There’s no quicker way to lose a user or buyer of your software than to lose their trust. The software didn’t save my data. The database suffered corruption. The website is down frequently. Data integrity is a challenge every company storing data faces. Machine learning SaaS startups face another trust risk – one introduced by probability.
When Nate Silver forecasted the successful election of Barack Obama in 2008 with nearly 100% accuracy across districts, probability theory shined. The real world matched the likely predictions. Fast forward to eight years later, and the new President wasn’t the projected winner.
In both the 2008 and 2016 analyses, the math may have been correct and the theory consistent. But in 2008, the results built trust in data and in 2016, the outcome eroded it. That’s part of human nature.
Many machine learning systems also rely on probability. A programmer encodes a threshold into machine learning models. The system uses that threshold to decide when the probability is sufficient enough to draw conclusion. Sometimes this is called a confidence score.
For example, the minimum probability that this image is contains a cat. The confidence level that that sacre blue should be translated as “Oh my gosh!” not “sacred blue.” The likelihood that taking the Van Wyck in rush hour is faster than the Belt Parkway to Manhattan from JFK.
What should those minimum probabilities be before computer system makes a recommendation? 80%? 90%? 95%? Increase the probability and the number of false positives, or type 1 errors, decreases. Far fewer mongooses in your cat search results.
But increasing the confidence threshold too much will invite type 2 errors. The system asserts an image doesn’t contain a cat. On further inspection, you can see plain as day, there’s a feline in that jpeg.
Machine learning SaaS companies must find equilibrium on this Goldilocks slackline. Not too strict, not too lenient of a machine learning system. If the product falls too much to one extreme, the product may lose the user’s trust, and eventually their business.
How best to manage this risk? The chatbot surge has taught me one principle of human/robot interaction. Setting the user’s expections of the system’s capacities is paramount. Underpromise and overdeliver. The converse leads to distrust.
The second way is to determine which type of error is more palatable to a user. In the case of email spam detection, better to lead in a few irrelevant messages than to classify an email from Mom as spam.

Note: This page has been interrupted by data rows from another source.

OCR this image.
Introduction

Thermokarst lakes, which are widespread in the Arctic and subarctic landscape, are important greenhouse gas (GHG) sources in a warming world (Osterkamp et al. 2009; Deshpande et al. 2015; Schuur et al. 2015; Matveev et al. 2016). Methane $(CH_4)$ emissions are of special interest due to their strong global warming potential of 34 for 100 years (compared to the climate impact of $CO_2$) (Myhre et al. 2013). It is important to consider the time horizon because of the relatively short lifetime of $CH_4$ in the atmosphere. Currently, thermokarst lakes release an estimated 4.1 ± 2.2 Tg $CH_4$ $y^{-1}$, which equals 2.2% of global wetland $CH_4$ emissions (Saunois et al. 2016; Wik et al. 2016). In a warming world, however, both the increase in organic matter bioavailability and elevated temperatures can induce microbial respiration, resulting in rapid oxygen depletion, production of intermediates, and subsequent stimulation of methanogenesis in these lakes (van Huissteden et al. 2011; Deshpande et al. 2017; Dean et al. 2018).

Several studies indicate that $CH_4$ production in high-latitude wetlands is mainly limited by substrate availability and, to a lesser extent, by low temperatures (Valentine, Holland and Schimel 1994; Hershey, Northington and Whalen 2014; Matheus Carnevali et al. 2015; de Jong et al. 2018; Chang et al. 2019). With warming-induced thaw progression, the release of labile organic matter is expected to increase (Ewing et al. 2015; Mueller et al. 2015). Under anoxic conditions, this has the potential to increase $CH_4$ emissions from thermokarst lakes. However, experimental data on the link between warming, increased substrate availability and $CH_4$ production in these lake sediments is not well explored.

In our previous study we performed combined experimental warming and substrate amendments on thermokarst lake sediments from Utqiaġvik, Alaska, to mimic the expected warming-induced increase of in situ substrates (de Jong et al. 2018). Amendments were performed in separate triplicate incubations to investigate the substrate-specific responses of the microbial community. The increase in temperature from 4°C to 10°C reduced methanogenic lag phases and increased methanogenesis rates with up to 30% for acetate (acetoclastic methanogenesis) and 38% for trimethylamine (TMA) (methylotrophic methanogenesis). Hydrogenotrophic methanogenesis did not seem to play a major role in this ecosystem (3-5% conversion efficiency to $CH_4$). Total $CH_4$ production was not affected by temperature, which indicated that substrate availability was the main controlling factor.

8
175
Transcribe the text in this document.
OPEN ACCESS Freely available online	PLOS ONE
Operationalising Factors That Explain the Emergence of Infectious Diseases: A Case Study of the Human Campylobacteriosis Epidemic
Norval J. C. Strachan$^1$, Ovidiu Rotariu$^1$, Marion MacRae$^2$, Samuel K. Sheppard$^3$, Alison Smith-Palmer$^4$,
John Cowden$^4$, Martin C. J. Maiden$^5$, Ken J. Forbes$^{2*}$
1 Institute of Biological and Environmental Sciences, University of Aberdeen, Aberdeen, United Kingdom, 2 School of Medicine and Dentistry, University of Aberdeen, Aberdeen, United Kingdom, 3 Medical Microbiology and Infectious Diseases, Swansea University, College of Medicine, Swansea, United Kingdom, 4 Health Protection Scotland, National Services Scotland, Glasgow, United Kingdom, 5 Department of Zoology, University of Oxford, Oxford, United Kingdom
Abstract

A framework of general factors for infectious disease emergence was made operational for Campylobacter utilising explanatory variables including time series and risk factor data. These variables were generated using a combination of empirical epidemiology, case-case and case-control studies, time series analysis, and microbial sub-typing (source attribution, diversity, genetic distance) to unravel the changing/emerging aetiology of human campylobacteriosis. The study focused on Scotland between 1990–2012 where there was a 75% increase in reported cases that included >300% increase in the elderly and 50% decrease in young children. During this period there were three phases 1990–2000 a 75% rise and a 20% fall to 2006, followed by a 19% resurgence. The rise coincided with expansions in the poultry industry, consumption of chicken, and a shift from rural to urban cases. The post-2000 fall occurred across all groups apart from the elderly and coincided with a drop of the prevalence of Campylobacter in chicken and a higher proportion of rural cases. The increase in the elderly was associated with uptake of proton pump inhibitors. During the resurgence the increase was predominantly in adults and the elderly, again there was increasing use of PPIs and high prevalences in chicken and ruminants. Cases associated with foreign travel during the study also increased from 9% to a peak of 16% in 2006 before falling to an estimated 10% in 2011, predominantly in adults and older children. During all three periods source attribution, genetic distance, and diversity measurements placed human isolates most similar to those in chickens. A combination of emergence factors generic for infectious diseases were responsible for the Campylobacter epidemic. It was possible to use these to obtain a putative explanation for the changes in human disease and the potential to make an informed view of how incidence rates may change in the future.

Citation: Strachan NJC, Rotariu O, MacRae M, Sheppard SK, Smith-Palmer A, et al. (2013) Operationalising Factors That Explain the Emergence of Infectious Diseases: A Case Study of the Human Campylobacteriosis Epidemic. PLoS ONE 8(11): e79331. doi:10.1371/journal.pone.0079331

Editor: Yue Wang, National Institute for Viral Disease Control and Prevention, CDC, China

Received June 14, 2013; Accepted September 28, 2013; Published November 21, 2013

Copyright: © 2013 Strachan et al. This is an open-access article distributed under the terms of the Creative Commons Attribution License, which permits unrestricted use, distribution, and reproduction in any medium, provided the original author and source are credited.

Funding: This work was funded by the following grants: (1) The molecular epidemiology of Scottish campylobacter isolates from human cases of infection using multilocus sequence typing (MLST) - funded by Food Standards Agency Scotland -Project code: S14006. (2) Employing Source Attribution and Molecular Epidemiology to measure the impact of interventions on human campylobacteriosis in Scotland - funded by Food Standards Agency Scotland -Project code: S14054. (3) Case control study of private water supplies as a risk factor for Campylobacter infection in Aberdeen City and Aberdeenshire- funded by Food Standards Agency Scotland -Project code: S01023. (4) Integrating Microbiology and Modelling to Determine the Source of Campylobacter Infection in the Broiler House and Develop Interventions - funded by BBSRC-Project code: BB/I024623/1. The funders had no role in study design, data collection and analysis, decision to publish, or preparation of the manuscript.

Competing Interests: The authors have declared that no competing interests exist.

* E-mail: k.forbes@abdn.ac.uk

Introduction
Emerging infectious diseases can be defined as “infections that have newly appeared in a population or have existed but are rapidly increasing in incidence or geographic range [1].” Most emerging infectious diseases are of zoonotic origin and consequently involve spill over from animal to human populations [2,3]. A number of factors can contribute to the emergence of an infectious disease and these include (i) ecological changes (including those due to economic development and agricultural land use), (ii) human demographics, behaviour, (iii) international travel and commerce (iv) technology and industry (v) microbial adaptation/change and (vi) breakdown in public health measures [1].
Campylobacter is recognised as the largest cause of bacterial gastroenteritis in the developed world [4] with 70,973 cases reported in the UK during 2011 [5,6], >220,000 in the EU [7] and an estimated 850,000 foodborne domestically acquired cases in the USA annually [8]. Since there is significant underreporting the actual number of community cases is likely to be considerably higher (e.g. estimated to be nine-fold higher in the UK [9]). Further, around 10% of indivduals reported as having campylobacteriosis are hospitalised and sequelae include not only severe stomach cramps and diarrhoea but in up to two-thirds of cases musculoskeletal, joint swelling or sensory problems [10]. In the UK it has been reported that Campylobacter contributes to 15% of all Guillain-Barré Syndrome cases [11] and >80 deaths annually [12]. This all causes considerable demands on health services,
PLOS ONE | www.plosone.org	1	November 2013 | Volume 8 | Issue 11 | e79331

All of these next generation machine learning products will rely on building the trust of the user. At some point, those products must decide when the probability is good enough to recommend shifting marketing budget to a new campaign, classify an image, translate a word, trash a spam email, or escalate an error.
That product decision should not be taken lightly. The ML system’s confidence score has a direct bearing on how much users will trust the product.